Apr

27 2023

FHM - Eli's Story and the Catholic Reaction to The Holocaust

7:00PM - 8:30PM  

The Florida Holocaust Museum 55 5th St S
St Petersburg, FL 33701
7278210100 mbrenner@thefhm.org

Contact Miranda Brenner
mbrenner@thefhm.org
https://www.thefhm.org/event/elis-story/

The Saint Leo University Center for Catholic-Jewish Studies and the Florida Holocaust Museum will host a panel of scholars who will discuss the story of Eli Rochelson and the question of Catholic reaction to the Holocaust and displaced persons after the Second World War.

“Eli’s Story” is a moving account of the life of a Holocaust survivor, Eli Rochelson, born in Kovno, Lithuania, in 1907. Rochelson was a physician who was sent to a concentration camp during the war.

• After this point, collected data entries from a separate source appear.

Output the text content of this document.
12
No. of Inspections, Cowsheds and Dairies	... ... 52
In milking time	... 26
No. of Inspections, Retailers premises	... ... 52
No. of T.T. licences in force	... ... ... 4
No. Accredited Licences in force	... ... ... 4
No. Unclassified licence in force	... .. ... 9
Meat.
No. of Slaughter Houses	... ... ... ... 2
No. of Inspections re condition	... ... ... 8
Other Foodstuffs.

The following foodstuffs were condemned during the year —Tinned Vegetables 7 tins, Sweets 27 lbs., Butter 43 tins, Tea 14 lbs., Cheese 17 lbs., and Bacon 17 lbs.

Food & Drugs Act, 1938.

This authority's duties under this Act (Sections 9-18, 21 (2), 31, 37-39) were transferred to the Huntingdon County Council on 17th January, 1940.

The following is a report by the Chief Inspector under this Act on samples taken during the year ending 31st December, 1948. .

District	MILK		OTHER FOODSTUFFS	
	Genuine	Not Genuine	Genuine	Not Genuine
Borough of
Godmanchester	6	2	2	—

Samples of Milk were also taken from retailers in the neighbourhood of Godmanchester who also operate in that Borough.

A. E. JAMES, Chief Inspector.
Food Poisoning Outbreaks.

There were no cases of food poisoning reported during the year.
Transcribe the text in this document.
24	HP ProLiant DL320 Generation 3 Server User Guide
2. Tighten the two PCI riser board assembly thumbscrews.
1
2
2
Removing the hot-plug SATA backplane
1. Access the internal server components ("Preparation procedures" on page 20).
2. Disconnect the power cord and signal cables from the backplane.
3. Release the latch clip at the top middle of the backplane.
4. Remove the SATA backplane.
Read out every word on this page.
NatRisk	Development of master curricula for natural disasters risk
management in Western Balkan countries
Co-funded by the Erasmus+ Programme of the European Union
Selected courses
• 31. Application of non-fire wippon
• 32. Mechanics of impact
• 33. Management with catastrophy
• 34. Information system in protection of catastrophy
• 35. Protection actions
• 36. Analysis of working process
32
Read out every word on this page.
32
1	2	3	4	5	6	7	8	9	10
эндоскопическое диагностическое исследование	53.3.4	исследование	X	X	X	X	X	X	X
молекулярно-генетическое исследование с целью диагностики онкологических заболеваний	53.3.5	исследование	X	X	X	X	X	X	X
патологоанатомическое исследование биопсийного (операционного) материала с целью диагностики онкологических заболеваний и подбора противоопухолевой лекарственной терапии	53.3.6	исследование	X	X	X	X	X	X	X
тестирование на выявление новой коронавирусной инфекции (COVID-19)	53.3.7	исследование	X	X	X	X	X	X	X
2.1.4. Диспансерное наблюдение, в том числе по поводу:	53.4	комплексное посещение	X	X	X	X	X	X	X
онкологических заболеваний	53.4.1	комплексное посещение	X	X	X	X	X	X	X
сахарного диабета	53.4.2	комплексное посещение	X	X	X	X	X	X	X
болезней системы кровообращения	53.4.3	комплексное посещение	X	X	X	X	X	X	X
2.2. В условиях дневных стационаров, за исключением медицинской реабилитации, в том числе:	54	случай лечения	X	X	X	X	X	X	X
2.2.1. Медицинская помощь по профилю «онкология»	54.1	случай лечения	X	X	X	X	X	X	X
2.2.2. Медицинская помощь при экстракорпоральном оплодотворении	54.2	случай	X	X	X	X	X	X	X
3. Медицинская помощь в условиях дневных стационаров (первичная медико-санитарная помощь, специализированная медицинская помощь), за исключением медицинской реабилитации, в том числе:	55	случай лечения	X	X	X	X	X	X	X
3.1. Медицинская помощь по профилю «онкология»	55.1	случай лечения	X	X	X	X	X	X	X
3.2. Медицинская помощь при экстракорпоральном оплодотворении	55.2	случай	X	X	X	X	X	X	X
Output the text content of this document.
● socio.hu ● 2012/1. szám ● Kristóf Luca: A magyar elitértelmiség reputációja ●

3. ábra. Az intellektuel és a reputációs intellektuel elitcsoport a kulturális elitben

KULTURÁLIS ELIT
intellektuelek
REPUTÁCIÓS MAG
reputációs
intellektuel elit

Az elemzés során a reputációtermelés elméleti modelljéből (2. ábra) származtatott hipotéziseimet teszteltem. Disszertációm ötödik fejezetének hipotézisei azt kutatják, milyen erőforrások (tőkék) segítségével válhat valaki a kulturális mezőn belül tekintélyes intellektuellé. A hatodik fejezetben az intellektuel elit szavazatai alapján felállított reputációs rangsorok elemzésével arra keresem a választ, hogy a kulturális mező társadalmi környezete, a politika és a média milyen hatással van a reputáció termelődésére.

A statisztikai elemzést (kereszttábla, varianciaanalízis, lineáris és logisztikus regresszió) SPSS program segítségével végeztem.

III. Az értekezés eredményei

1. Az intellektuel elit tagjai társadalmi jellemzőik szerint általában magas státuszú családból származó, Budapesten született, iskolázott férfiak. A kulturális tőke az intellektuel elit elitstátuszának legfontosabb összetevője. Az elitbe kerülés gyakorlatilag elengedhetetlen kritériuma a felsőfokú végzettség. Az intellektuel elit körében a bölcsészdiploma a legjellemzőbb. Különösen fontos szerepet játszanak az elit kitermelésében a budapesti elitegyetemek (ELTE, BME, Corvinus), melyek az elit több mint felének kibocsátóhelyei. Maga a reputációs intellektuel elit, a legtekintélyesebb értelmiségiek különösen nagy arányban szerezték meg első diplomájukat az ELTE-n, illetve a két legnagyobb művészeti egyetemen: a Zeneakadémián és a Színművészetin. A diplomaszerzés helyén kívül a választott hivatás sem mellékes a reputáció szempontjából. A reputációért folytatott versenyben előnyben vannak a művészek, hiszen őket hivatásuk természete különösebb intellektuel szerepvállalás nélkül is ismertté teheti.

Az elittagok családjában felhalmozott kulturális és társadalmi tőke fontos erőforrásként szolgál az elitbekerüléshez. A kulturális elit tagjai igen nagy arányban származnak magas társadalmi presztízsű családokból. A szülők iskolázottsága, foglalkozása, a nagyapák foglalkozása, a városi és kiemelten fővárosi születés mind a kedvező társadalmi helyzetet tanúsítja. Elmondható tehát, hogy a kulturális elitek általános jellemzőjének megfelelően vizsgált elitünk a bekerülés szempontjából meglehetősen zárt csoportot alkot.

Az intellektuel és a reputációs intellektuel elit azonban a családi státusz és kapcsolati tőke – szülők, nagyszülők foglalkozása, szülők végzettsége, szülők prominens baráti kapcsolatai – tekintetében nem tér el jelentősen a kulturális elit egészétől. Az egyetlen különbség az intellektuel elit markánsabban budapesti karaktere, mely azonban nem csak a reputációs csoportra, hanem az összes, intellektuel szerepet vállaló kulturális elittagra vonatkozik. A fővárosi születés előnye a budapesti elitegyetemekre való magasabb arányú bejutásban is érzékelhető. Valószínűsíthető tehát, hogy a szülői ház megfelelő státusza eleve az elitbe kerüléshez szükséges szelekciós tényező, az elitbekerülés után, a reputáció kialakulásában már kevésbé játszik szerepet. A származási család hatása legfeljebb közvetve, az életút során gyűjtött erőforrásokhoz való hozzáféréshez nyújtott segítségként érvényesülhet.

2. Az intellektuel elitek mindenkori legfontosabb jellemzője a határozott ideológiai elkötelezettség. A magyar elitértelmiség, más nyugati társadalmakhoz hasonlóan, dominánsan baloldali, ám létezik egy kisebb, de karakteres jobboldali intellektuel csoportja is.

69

After liberation in April 1945, Rochelson joined the masses of concentration camp survivors who found themselves in one of many displaced persons camps. He befriended Lithuanian physicians, and together they established two displaced persons camp hospitals — one in Landsberg am Lech, Germany, and one at a Benedictine monastery, St. Ottilien. There, they treated thousands of survivors.

The program will feature a panel of distinguished scholars:

Meri-Jane Rochelson is the author of “Eli’s Story,” and the daughter of the late Eli Rochelson. She is professor emerita of English at Florida International University and affiliated with its programs in Jewish Studies and Women’s and Gender Studies. Rochelson also is the author of A Jew in the Public Arena: The Career of Israel Zangwill, and the editor of Zangwill’s 1908 play The Melting-Pot, among other works.

Burt Rochelson is the son of the late Eli Rochelson and a professor of obstetrics and gynecology at the Zucker School of Medicine at Hofstra/Northwell. He serves as chief of maternal-fetal medicine for the Northwell Health System and is the director of the Maternal Fetal Medicine Fellowship Program.

Kevin P. Spicer, CSC, is the James J. Kenneally Distinguished Professor of History at Stonehill College. He is also chair of the advisory board of Seton Hill University’s National Catholic Center for Holocaust Education, and he is chair of the Council of Centers on Jewish-Christian Relations.

This event is free and open to the public, but space is limited.